Week 14 Studio: Semester Review
This semester, we spent a lot of time looking at cybersecurity incidents, and taking them apart to try to understand how they come about and what we can do to stop them or deal with them better. Each week, I tried to convince you of one major point about cybersecurity. Here is what we focused on:
- Week 1: It is important to look at actual incidents to understand what cybersecurity is.
- Week 2: If you want to stop cyberattacks, Look at all of the people involved in an incident, and then try to understand their motivations for why they behave the way they do.
- Week 3: To stop cyberattacks, think like a hacker and try to find ways to get around security systems and rules to your own advantage.
- Week 4: To stop cyberattacks, you have to understand how regular people think about cybersecurity, and the heuristics and biases they use to make security decisions.
- Week 5: There are many different people with different cybersecurity needs; there is no one-size-fits-all solution.

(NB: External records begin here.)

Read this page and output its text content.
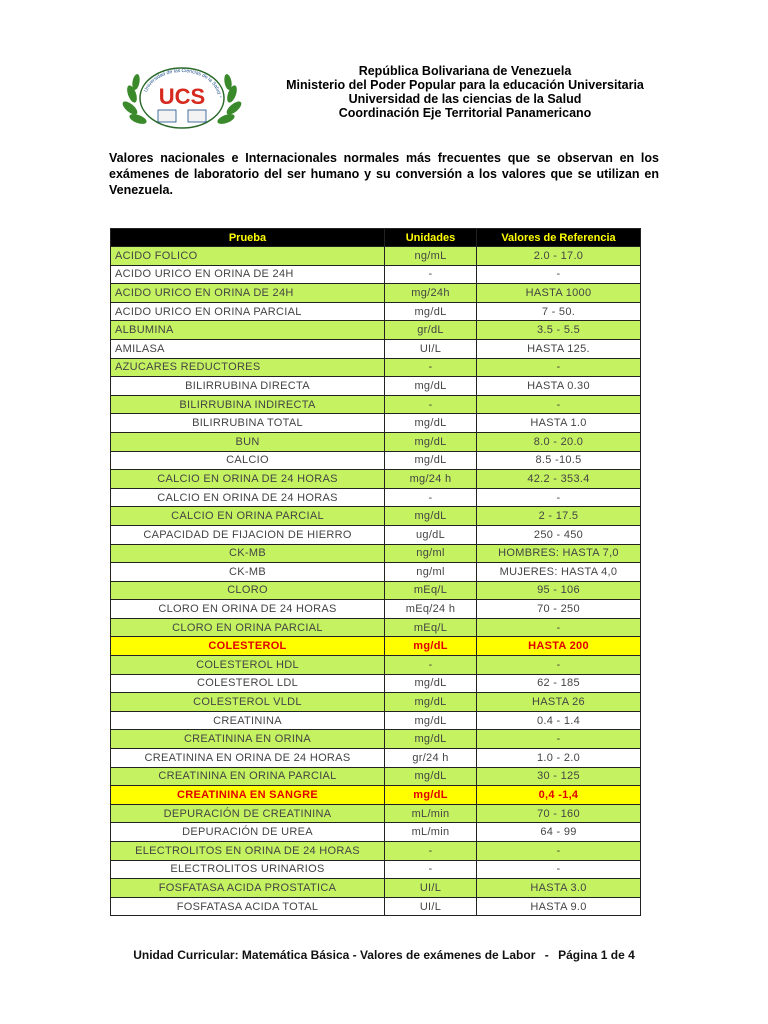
Universidad de las Ciencias de la Salud "
UCS
República Bolivariana de Venezuela
Ministerio del Poder Popular para la educación Universitaria
Universidad de las ciencias de la Salud
Coordinación Eje Territorial Panamericano
Valores nacionales e Internacionales normales más frecuentes que se observan en los exámenes de laboratorio del ser humano y su conversión a los valores que se utilizan en Venezuela.
Prueba	Unidades	Valores de Referencia
ACIDO FOLICO	ng/mL	2.0 - 17.0
ACIDO URICO EN ORINA DE 24H	-	-
ACIDO URICO EN ORINA DE 24H	mg/24h	HASTA 1000
ACIDO URICO EN ORINA PARCIAL	mg/dL	7 - 50.
ALBUMINA	gr/dL	3.5 - 5.5
AMILASA	UI/L	HASTA 125.
AZUCARES REDUCTORES	-	-
BILIRRUBINA DIRECTA	mg/dL	HASTA 0.30
BILIRRUBINA INDIRECTA	-	-
BILIRRUBINA TOTAL	mg/dL	HASTA 1.0
BUN	mg/dL	8.0 - 20.0
CALCIO	mg/dL	8.5 -10.5
CALCIO EN ORINA DE 24 HORAS	mg/24 h	42.2 - 353.4
CALCIO EN ORINA DE 24 HORAS	-	-
CALCIO EN ORINA PARCIAL	mg/dL	2 - 17.5
CAPACIDAD DE FIJACION DE HIERRO	ug/dL	250 - 450
CK-MB	ng/ml	HOMBRES: HASTA 7,0
CK-MB	ng/ml	MUJERES: HASTA 4,0
CLORO	mEq/L	95 - 106
CLORO EN ORINA DE 24 HORAS	mEq/24 h	70 - 250
CLORO EN ORINA PARCIAL	mEq/L	-
COLESTEROL	mg/dL	HASTA 200
COLESTEROL HDL	-	-
COLESTEROL LDL	mg/dL	62 - 185
COLESTEROL VLDL	mg/dL	HASTA 26
CREATININA	mg/dL	0.4 - 1.4
CREATININA EN ORINA	mg/dL	-
CREATININA EN ORINA DE 24 HORAS	gr/24 h	1.0 - 2.0
CREATININA EN ORINA PARCIAL	mg/dL	30 - 125
CREATININA EN SANGRE	mg/dL	0,4 -1,4
DEPURACIÓN DE CREATININA	mL/min	70 - 160
DEPURACIÓN DE UREA	mL/min	64 - 99
ELECTROLITOS EN ORINA DE 24 HORAS	-	-
ELECTROLITOS URINARIOS	-	-
FOSFATASA ACIDA PROSTATICA	UI/L	HASTA 3.0
FOSFATASA ACIDA TOTAL	UI/L	HASTA 9.0
Unidad Curricular: Matemática Básica - Valores de exámenes de Labor - Página 1 de 4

- Week 6: To understand cybersecurity and set effective policy, it is important to look at larger systems.
- Week 7: Identify system-level patterns like misaligned incentives and externalities helps to understand why cybersecurity is still hard.
- Week 8: Looking at how different people have different information (information asymmetry) helps to understand cybersecurity and identify solutions.
- Week 9: Many cybersecurity problems can’t be solved by individuals, but instead need policy-level solutions.
- Week 10: Technical vulnerabilities can be seen as weapons; they can also be seen as software bugs. This dual nature makes dealing with them challenging.
- Week 11: Generative AI has the potential to change the balance of power in cybersecurity, but it has not yet.
- Week 12: Everyone lies – a lot. Often, telling the truth, and convincing others you are telling the truth (signalling), is the hard part.
- Week 13: Hackers frequently pretend to be something they are not (e.g. phishing); this means you have to somewhat distrust everything to stop attacks
- Week 14: No cybersecurity will be perfect, and really, we aren’t doing that bad.
Do you believe all of these claims? Think like a hacker about this class; which of these claims might be wrong, or invalid, or might be able to be abused by hackers to circumvent security?